Source of validity: Scientific
Rating (out of 5): 4

Adrenaline (also known as epinephrine) is scientifically validated for use in the management of certain life-threatening arrhythmias, particularly in the context of cardiac arrest. Clinical guidelines, such as those from the American Heart Association (AHA), recommend the administration of adrenaline during cardiopulmonary resuscitation (CPR) for patients experiencing pulseless ventricular tachycardia, ventricular fibrillation, pulseless electrical activity, or asystole. The primary rationale is that adrenaline acts as a potent vasoconstrictor via alpha-adrenergic receptors, which increases coronary and cerebral perfusion pressures during CPR. It also has beta-adrenergic effects contributing to increased heart rate and contractility, although these effects are less desirable in the arrest setting.

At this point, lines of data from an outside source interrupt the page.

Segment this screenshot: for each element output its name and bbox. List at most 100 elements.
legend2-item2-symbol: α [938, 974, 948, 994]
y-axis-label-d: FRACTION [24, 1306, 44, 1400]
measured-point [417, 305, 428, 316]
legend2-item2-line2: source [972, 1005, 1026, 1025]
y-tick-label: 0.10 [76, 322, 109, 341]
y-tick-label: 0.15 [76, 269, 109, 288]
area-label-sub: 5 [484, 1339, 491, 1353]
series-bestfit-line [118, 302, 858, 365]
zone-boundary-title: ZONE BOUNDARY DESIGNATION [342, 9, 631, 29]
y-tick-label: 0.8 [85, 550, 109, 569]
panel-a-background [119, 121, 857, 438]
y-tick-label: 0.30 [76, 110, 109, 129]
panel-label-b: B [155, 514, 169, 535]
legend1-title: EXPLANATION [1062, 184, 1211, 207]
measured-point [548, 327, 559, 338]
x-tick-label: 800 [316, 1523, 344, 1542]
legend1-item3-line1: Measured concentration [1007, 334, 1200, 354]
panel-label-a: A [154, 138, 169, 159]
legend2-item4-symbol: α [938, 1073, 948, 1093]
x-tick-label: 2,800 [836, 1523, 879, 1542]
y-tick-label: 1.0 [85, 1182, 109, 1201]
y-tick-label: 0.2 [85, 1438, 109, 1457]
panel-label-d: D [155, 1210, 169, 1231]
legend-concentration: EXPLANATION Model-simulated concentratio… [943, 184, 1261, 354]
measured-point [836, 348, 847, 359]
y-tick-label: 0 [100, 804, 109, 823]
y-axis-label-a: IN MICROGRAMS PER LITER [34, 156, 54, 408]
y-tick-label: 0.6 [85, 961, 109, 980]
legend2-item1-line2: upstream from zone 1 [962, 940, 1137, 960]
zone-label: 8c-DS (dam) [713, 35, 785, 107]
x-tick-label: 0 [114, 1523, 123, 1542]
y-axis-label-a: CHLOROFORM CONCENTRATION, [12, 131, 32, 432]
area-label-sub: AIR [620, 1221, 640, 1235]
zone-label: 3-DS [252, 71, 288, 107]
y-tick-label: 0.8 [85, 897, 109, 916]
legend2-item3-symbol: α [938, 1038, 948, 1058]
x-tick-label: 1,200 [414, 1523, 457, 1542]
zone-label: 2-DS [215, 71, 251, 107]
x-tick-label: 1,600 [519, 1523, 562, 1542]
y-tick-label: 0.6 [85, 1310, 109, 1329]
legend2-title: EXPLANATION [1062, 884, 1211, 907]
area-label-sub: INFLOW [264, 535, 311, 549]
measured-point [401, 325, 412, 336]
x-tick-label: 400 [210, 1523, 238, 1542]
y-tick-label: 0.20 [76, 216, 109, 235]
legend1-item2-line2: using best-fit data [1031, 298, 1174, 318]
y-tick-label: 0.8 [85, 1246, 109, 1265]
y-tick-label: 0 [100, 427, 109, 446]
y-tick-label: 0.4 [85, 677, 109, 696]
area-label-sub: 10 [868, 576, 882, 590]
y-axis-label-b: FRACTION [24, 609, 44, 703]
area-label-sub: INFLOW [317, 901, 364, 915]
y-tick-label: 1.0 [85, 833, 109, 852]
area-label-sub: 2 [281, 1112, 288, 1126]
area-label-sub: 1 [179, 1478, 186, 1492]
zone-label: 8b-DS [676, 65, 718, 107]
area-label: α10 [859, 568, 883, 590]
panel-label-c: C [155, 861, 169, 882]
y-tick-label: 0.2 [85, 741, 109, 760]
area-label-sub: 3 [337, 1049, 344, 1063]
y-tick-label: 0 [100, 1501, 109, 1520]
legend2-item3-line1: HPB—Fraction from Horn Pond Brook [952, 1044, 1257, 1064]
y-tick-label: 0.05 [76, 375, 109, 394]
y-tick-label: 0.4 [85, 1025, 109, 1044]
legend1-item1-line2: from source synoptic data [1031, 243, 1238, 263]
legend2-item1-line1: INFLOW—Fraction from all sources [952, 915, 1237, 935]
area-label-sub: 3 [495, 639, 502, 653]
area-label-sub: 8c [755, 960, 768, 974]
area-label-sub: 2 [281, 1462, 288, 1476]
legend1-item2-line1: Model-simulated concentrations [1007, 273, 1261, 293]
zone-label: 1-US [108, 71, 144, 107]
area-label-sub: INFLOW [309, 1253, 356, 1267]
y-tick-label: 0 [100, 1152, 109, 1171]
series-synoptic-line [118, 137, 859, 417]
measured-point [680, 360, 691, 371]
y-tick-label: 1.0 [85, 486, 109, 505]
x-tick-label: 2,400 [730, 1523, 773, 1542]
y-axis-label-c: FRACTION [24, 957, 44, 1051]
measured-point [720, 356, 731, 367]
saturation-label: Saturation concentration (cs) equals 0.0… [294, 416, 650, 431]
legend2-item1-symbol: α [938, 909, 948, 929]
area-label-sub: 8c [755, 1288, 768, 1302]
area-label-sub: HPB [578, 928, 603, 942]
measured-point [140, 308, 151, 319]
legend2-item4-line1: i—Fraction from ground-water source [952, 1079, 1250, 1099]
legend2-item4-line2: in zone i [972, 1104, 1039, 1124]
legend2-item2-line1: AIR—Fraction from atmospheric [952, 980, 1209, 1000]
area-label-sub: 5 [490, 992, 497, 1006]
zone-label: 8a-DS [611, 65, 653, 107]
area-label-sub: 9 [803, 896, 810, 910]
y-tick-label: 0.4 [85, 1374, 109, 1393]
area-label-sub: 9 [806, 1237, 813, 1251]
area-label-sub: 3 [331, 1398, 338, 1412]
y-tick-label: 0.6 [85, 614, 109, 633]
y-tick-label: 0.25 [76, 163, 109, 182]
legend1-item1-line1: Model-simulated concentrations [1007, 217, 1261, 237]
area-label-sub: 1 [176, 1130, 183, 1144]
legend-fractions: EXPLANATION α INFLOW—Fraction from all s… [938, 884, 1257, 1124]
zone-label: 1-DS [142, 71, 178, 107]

The use of adrenaline in this context is supported by numerous clinical studies and decades of practice. However, its efficacy in improving long-term survival and neurological outcomes is debated, with some recent studies suggesting that while adrenaline increases the rate of return of spontaneous circulation (ROSC), it has limited impact on favorable neurological survival. Nevertheless, its ability to restore circulation in acute settings is well established, justifying its inclusion in advanced cardiac life support (ACLS) protocols.

In contrast, adrenaline is not used to treat stable arrhythmias and may actually worsen certain arrhythmias due to its stimulatory effects on the heart. Its use is specifically reserved for life-threatening, shockable, or pulseless arrhythmias during resuscitation.